Third, mine for evidence that supports the new belief. Where, specifically, have you been good enough? Where do you belong? When have you shown worthiness through preparation, skill, judgment, compassion? Notice how your body feels when you practice the new sentence. Trust, steadiness, curiosity, and calm begin to replace dread and tightness. Ask who you are when you believe the new thought, and how you show up differently for patients, colleagues, and yourself.
Fourth, practice. The old pathway is well myelinated. Expect the trigger to summon the old sentence again. When it does, thank your protective brain for doing its job, then redirect your attention to the belief you chose on purpose. You are training your reticular activating system to look for new evidence. With repetition, the new pathway becomes familiar. It is brain surgery without a scalpel.
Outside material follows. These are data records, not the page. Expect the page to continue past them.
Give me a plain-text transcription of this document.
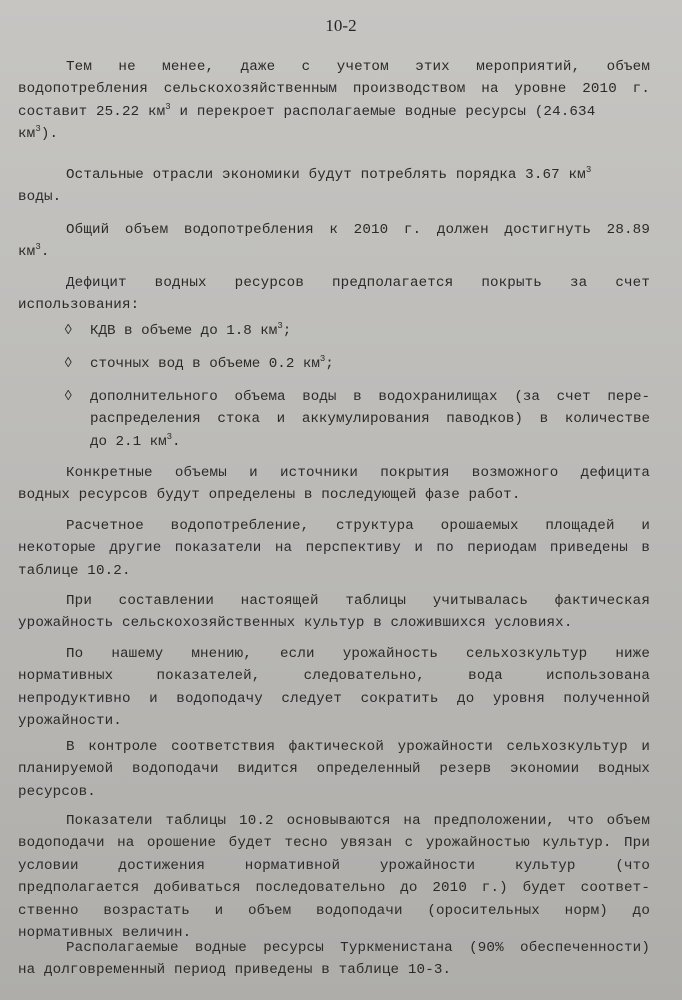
10-2
Тем не менее, даже с учетом этих мероприятий, объем
водопотребления сельскохозяйственным производством на уровне 2010 г.
составит 25.22 $км^3$ и перекроет располагаемые водные ресурсы (24.634
$км^3$).
Остальные отрасли экономики будут потреблять порядка 3.67 $км^3$
воды.
Общий объем водопотребления к 2010 г. должен достигнуть 28.89
$км^3$.
Дефицит водных ресурсов предполагается покрыть за счет
использования:
◊	КДВ в объеме до 1.8 $км^3$;
◊	сточных вод в объеме 0.2 $км^3$;
◊	дополнительного объема воды в водохранилищах (за счет пере-
распределения стока и аккумулирования паводков) в количестве
до 2.1 $км^3$.
Конкретные объемы и источники покрытия возможного дефицита
водных ресурсов будут определены в последующей фазе работ.
Расчетное водопотребление, структура орошаемых площадей и
некоторые другие показатели на перспективу и по периодам приведены в
таблице 10.2.
При составлении настоящей таблицы учитывалась фактическая
урожайность сельскохозяйственных культур в сложившихся условиях.
По нашему мнению, если урожайность сельхозкультур ниже
нормативных показателей, следовательно, вода использована
непродуктивно и водоподачу следует сократить до уровня полученной
урожайности.
В контроле соответствия фактической урожайности сельхозкультур и
планируемой водоподачи видится определенный резерв экономии водных
ресурсов.
Показатели таблицы 10.2 основываются на предположении, что объем
водоподачи на орошение будет тесно увязан с урожайностью культур. При
условии достижения нормативной урожайности культур (что
предполагается добиваться последовательно до 2010 г.) будет соответ-
ственно возрастать и объем водоподачи (оросительных норм) до
нормативных величин.
Располагаемые водные ресурсы Туркменистана (90% обеспеченности)
на долговременный период приведены в таблице 10-3.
Imposter syndrome is a thought error, a limiting belief dressed in authority. Nothing has gone wrong with you. The belief was handed to you or learned through experience, then repeated until it felt true. You can choose a different belief and reinforce it until it becomes your default. As you practice, your brain will stop offering “I’m not enough” and start offering “I am more than enough.”
Support this cognitive work with “data without drama.” Review the past six to twelve months of cases. Calculate your complication rate and compare it with benchmarks. Then examine individual complications with a clear eye. Was it the right action executed imperfectly, a less optimal action selected from unclear data, or a misread situation? How often was the driver truly a “you factor,” and how often was it a patient or universe factor? Many events fall into the latter categories. Seeing the numbers and the nuance teaches your brain that you are, in fact, doing your job and growing in judgment. You would make the same sound decisions again. That is evidence your nervous system can trust.
The fact that you are reading, reflecting, and actively working to serve at a higher level is proof of your integrity. Keep going. The more you practice these steps, the more you operate from self-trust rather than self-doubt. Your team feels it. Your patients benefit from it. And you get to do your work from a steadier, kinder place within yourself.